Saturday, October 20, 2007
Where did that title come from?
Okay, I guess today is the first day of the rest of my blog life. I've been thinking about blogging for a while - for various reasons - but for other various reasons, I was hesitant to start. One of the reasons was a problem coming up with a title for a blog. I was having a hard time sleeping last night after my laptop computer and I had a serious fight. It ended with the laptop in critical condition (we'll be heading to the laptop ER hopefully sometime today). I was worried about all the things I would lose if it can't be recovered, not being able to do my transcription work, etc., and I was slowly getting more anxious about the situation when I realized, "what am I worrying about?" I decided it was best to leave the whole situation in God's hands, and that was the only way to get the peace I needed to go to sleep.

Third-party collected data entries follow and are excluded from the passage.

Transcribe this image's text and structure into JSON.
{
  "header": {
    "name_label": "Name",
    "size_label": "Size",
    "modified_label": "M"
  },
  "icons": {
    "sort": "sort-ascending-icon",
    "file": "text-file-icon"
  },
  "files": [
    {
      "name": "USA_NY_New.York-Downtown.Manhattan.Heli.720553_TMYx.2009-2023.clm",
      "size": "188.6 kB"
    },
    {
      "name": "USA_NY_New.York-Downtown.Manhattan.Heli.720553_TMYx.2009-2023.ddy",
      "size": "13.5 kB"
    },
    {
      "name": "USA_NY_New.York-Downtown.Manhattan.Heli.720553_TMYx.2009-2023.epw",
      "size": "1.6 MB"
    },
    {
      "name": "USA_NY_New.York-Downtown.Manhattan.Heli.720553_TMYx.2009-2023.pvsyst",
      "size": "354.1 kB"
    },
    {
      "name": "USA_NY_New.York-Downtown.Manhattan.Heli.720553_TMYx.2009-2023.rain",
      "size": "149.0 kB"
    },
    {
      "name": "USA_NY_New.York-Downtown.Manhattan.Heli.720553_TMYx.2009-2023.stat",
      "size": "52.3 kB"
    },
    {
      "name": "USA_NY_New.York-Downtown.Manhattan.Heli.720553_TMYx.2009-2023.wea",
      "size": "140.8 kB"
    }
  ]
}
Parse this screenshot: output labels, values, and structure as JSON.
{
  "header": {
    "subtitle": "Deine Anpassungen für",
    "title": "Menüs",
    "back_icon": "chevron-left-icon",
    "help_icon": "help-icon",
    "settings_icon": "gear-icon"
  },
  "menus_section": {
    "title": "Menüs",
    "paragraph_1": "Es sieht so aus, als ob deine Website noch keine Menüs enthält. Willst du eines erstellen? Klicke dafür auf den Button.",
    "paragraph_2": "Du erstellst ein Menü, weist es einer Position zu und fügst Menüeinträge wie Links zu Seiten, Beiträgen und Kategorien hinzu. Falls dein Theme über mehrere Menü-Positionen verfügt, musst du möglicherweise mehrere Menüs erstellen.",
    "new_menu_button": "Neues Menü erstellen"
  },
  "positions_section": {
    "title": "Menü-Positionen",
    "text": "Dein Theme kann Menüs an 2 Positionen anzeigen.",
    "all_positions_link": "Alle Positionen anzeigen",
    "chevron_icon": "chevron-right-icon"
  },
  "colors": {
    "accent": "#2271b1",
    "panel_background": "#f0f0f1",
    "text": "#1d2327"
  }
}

If I lose my transcription job, I'm sure He has a reason for that. If I lose all those pictures, we'll make more, and most of them are on my husband's computer anyway. All those email addresses in my address book? Hopefully those people will email me again someday, and I'll add them to a new address book. It's going to be okay. Anyway, back to the title. After all that was cleared from my mind, I started thinking about blogging. Just before dozing off, I remember thinking also about how I long for a simpler lifestyle, and how my family is working toward that goal. Then the title hit me. The Path to Simplicity. I hope this blog will document our journey as we strive to live a simpler life where we can see more of Christ in our lives, home, and family, and so much less of this world and all its stuff! We may never end up in that farm house in the middle of nowhere with cows, chickens, and goats, but we can do our best to get as close to that in this little subdivision in North Georgia - excluding the cows, chickens, and goats of course as that would be against the rules! It's so important to remember that if you're not content where you are, then you'll never be content where you think you want to go.